Insightful Penny Stock CFD Trading Tools

Penny stocks are interesting. Any stock under $5 is technically a penny stock, and especially those under $1 can be extremely profitable, since traders stand to make multi-fold gains out of small movements. Traders employ various CFD trading tools and methods for detecting these stocks and actually trading them. CFDs allow them to capture the entire stock price movement on the way up. And this is possible at very good liquidity, which in today’s stock market is essential. As liquidity in the stock market has been reduced in recent years. CFD penny stock traders have a huge advantage. CFD trading software can be used for planning the trades of the more risky penny stocks. Those stocks which are priced near $5, and hence have some downside risk. Trading CFD for a living through the opportunities of various penny stocks is actually possible. Traders usually pay attention to companies that could possibly merge, or companies with some unique proprietary technology. The stocks of such companies do at some point skyrocket, and it is possible even for a $0.50 stock to go as high as $17 in few days. But mergers are almost impossible to detect, and leaking of merger information from CEOs and lawyers is actually illegal, because it amounts to inside trading. In the case of technological breakthroughs, it is possible to know in advance which companies have good penny stocks. But timing the break out trade can still be difficult.

Penny Stock CFD Trading
Penny stocks are extremely profitable. This stock moved from around $0.2 to $6.5 in a few days, a gain of more than 30-fold! The only legal way of detecting such stocks is by looking for Optionable penny stocks whose out of the money Call Options are unusually high. But trading the actual moves through Call Options will either be way too costly, or non-linear, so that in this example only 30% to 40% of the move would have been captured. CFDs on the other hand are extremely linear from the start of the move, and all the way through. The entire $6.30 move would have been captured in this case with a CFD trade! And cost is never an issue because CFDs are always affordable, even at low leverage, much more affordable than in the money Options. And with CFDs the trader doesn’t nee to worry about expiry times, that’s one more critical edge. Because penny stock trading required planning trades lasting several weeks. As the exact breakout day is not known.
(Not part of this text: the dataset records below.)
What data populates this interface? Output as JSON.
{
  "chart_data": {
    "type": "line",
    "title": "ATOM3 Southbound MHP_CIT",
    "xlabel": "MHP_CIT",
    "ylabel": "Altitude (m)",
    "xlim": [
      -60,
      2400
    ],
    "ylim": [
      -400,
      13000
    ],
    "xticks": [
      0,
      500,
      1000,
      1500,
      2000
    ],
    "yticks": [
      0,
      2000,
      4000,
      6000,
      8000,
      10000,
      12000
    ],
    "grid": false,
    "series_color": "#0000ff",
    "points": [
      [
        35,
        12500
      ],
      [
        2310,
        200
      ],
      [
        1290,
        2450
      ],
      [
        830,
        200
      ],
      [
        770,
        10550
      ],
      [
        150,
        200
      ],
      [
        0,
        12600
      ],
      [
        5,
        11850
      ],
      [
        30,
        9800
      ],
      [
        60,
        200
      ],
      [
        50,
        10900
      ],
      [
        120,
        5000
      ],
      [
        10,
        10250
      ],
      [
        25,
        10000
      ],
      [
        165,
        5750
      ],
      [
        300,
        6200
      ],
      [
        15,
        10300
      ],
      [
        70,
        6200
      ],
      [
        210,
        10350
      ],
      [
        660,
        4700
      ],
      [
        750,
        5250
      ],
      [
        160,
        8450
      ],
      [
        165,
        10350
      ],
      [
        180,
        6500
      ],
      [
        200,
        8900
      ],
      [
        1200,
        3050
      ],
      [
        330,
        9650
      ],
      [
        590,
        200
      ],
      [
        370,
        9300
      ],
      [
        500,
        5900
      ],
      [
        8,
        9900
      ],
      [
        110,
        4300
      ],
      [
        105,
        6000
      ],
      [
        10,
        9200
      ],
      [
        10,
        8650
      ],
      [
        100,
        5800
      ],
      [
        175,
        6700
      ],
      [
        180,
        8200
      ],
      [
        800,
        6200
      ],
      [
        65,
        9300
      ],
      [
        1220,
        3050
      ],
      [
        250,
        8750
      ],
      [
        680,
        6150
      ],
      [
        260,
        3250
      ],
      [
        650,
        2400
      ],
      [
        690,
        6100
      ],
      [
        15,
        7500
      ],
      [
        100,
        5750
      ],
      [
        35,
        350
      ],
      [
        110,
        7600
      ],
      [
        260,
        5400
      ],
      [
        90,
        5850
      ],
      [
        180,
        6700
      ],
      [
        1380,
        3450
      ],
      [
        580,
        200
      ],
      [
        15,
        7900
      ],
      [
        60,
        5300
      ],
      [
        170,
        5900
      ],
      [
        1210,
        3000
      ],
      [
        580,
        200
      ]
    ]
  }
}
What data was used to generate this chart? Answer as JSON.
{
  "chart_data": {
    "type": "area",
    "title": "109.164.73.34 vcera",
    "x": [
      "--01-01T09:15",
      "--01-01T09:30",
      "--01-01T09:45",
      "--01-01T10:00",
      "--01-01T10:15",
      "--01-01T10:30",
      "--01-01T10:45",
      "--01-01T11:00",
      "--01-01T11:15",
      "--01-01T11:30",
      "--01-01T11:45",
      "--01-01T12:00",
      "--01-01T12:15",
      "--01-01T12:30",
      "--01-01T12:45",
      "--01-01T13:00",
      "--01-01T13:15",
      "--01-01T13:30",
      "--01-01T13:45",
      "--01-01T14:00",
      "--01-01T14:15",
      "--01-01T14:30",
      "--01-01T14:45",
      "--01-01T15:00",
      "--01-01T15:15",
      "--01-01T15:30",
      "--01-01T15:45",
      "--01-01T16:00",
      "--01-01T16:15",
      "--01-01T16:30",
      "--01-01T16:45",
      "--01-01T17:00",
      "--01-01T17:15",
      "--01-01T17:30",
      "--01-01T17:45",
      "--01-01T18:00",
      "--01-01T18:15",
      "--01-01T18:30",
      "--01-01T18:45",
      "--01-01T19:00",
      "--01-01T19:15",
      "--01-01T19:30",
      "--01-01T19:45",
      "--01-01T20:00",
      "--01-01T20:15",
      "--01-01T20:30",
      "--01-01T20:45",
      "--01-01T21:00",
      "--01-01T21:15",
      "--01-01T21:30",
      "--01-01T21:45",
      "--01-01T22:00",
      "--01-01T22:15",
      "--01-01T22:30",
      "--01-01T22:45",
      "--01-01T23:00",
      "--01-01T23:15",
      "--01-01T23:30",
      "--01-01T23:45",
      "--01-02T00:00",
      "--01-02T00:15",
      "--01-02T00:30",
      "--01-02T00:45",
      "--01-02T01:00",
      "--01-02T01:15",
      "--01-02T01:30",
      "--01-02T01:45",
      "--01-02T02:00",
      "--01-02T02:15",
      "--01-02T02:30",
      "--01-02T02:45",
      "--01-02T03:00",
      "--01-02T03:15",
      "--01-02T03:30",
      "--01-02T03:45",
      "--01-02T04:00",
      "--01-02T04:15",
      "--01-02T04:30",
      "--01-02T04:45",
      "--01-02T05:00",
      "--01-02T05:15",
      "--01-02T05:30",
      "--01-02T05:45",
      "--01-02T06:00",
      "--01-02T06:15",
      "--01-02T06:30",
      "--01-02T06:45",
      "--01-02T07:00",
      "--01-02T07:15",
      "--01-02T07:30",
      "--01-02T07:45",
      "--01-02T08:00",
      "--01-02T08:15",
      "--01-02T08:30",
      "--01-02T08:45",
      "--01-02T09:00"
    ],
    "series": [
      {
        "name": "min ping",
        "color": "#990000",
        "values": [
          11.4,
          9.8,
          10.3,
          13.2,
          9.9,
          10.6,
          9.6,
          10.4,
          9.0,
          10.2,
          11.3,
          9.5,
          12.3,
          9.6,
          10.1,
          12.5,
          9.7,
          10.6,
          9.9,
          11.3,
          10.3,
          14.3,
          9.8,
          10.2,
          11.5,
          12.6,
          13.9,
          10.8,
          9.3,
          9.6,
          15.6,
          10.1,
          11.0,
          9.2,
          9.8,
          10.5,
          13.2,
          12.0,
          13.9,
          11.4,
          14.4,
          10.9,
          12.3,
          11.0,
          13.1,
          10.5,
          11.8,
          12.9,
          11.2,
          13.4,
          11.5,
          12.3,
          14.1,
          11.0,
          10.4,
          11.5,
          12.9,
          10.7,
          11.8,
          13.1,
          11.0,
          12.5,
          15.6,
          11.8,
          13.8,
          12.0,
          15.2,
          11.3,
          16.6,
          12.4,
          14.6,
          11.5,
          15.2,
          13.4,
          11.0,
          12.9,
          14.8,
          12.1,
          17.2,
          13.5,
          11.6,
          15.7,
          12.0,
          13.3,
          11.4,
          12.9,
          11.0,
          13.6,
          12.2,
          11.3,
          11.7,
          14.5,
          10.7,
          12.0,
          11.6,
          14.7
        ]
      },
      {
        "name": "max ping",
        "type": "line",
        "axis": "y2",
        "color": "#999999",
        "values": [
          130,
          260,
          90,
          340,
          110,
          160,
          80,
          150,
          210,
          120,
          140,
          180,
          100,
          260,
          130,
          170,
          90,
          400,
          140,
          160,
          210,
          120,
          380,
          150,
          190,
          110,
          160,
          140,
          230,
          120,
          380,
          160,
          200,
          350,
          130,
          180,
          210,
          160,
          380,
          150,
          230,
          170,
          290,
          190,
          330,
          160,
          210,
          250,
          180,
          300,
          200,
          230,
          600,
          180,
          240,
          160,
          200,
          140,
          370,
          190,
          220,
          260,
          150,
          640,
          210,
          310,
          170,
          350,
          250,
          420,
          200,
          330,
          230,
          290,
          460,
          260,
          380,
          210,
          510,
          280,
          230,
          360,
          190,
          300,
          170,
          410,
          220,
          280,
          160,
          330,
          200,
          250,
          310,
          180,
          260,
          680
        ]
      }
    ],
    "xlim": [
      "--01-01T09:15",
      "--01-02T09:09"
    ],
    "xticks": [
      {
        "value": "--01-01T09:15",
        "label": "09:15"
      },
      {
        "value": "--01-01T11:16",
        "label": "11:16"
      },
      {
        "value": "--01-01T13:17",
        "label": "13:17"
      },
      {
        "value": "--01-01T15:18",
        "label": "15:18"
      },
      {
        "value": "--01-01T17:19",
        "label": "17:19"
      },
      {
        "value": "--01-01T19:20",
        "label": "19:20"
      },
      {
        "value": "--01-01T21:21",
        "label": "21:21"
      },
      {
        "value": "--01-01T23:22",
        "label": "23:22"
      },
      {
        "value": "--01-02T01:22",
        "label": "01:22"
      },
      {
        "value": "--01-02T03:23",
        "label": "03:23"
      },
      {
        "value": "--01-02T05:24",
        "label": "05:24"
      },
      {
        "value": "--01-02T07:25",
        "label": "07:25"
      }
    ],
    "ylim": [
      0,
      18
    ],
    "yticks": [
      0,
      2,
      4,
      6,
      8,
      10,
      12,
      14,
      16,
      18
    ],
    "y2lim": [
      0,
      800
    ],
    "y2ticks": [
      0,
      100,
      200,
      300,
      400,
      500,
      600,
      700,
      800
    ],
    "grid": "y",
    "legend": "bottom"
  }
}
Using Stock Options as Predictive CFD Trading Tools

Stock Options are difficult to deal with instruments, and extremely hard to get right. But there is something cool wise CFD traders see in some stock Option contracts. It is actually possible to figure out when penny stocks are about to make a big move to the upside. By spotting over-inflated premiums in the out-of-the money Call Options, on that stock. Option brokers will know all the information about the company in question. All the information that can be legally known. And they inflate these premiums, so as to have higher premiums on these Call Options, which are typically very low for all other stocks. The problem is that most penny stocks only move by about few dollars, at best. For example they may rise from $2 to $5. But attempting to capture the actual move using Call Options is suicidal. This is because in-the-money Options are way too expensive to use. While cheap out-of-the money Call Options will only generate a tiny profit, perhaps only $0.5 even though the penny stock has a $2 or $3 actual gain! So wise CFD traders act as follows: They do look at Option premiums as part of their research, to confirm good penny stock setups. But then use CFDs to actually capture the stock price movement. CFDs are extremely linear instruments, so the entire stock price movement is captured, be it $1, $2, or even $20. And this is achieved at an affordable cost, and at amazingly good liquidity (you can close the trade right at the highest high).Online CFD trading has become extremely efficient in many ways. But looking at stock Option premiums to figure out the intentions and knowledge on the company in question, is a really cool idea all wise CFD traders know about. And it is one of their secret CFD trading tools. Out-of-the money Call Option premiums give away penny stocks that are about to make good moves. While CFDs allow to actually capture the entire move, linearly and in an affordable way, that no other trading instrument can ever offer.